La aproximación: nervios y deseo incontrolable
Obedeció. Luego el pantalón. Lento. Vi su coño primero. Se arrodilló. Chupó frenética. Divina. Se acostó. Le quité el pantalón. Abrió las piernas. Guio mi polla. La froté en su fente. Penetré de golpe. La aporreé. Se corrió en minutos. Cambié posición. Dos dedos en su clítoris mientras la follaba. Hablé sucio. ¿Quieres más pollas? Dos nuevos. Los cocineros. Incluido Philémon, el antillano. Grande. Primera vez para ti con uno así. Se resistió. Paré. Suplicó. Capituló. Sí, quiero. La hice correrse con mi leche y dedos en su coño lleno.
Al día siguiente, sol radiante. Comida alegre. Todos sabíamos. Gérard y Michel, dulces con ella. Los cocineros ahí. Philémon. Ella los miró. Respiró hondo. Nervios. ¿Qué encontraría en esa polla enorme? Me levanté. Vamos a la playa. Todos rieron. Ella bromeó. Si no me tocáis, me quedo. Caminamos. Tras la duna. La rodeamos. La desafió con la mirada. ¿Quién empieza? Bajaron los shorts. Cinco pollas tiesas. Luna pálida. Ella fascinada. Miedo y deseo. Yo atrás. La puse de rodillas. Besó cada una. La de Philémon, gigante. Oscura. Crítica y atracción. Philémon la guió a su boca. No cabía toda. Lamió. Manuel en la otra mano. Gérard y Michel la tocaron. Se corrió gritando.

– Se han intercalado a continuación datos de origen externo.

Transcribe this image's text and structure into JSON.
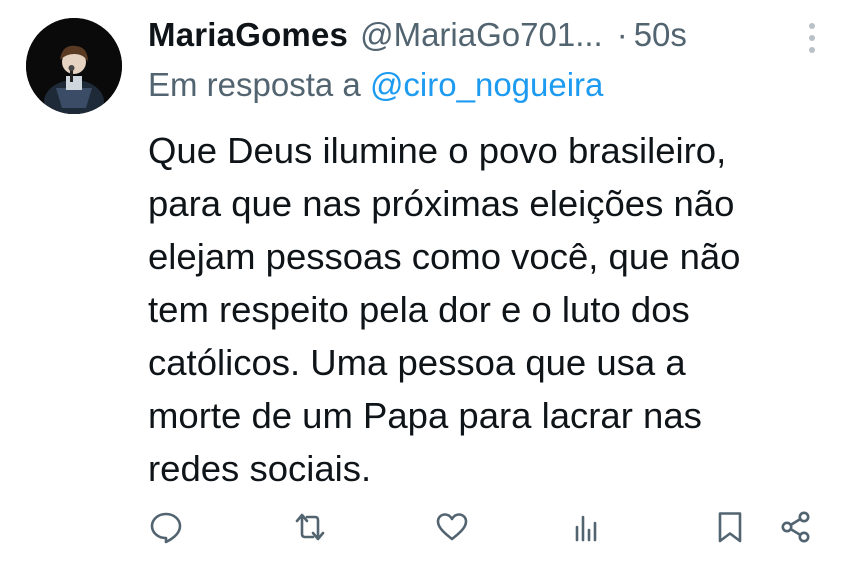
{
  "tweet": {
    "display_name": "MariaGomes",
    "handle": "@MariaGo701...",
    "separator": "·",
    "time": "50s",
    "reply_prefix": "Em resposta a",
    "reply_handle": "@ciro_nogueira",
    "body_lines": [
      "Que Deus ilumine o povo brasileiro,",
      "para que nas próximas eleições não",
      "elejam pessoas como você, que não",
      "tem respeito pela dor e o luto dos",
      "católicos. Uma pessoa que usa a",
      "morte de um Papa para lacrar nas",
      "redes sociais."
    ]
  },
  "icons": {
    "more": "more-vertical-icon",
    "reply": "reply-icon",
    "retweet": "retweet-icon",
    "like": "heart-icon",
    "views": "views-icon",
    "bookmark": "bookmark-icon",
    "share": "share-icon"
  },
  "colors": {
    "text": "#0f1419",
    "secondary": "#536471",
    "link": "#1d9bf0",
    "background": "#ffffff"
  }
}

El clímax: penetraciones y éxtasis total
La tumbaron. Michel le comió el coño. Lengua y dedos. Otro orgasmo. Philémon mandó. La levantaron en el aire. Yo, Gérard, Michel, Manuel sosteniéndola. Coño blanco ante polla negra enorme. Empalada lento. Ondas de placer. Aceleró. Golpes brutales. Gritaba. Él eyaculó dentro y fuera. Semen por todo. Manu la folló salvaje. Michel en su boca. Otra corrida de Philémon en su cara. Se corrió hablando de su marido. Gérard la aplastó. Palabras sucias. Pidió semen. Michel brutal. Dos orgasmos más. Semen final.
Volvimos. La llevé a mi cuarto. Desnuda. Sumisa. —Tu marido querría que me chupes —le dije. Dudó. Excitada. Chupó. Mi polla entró en su coño usado. Latidos locos. Inocencia rota. Horizontes abiertos. Ahora era otra. Adicta. El corazón aún acelerado al recordarlo. Aquella noche, todo cambió. Dolor dulce. Placer eterno.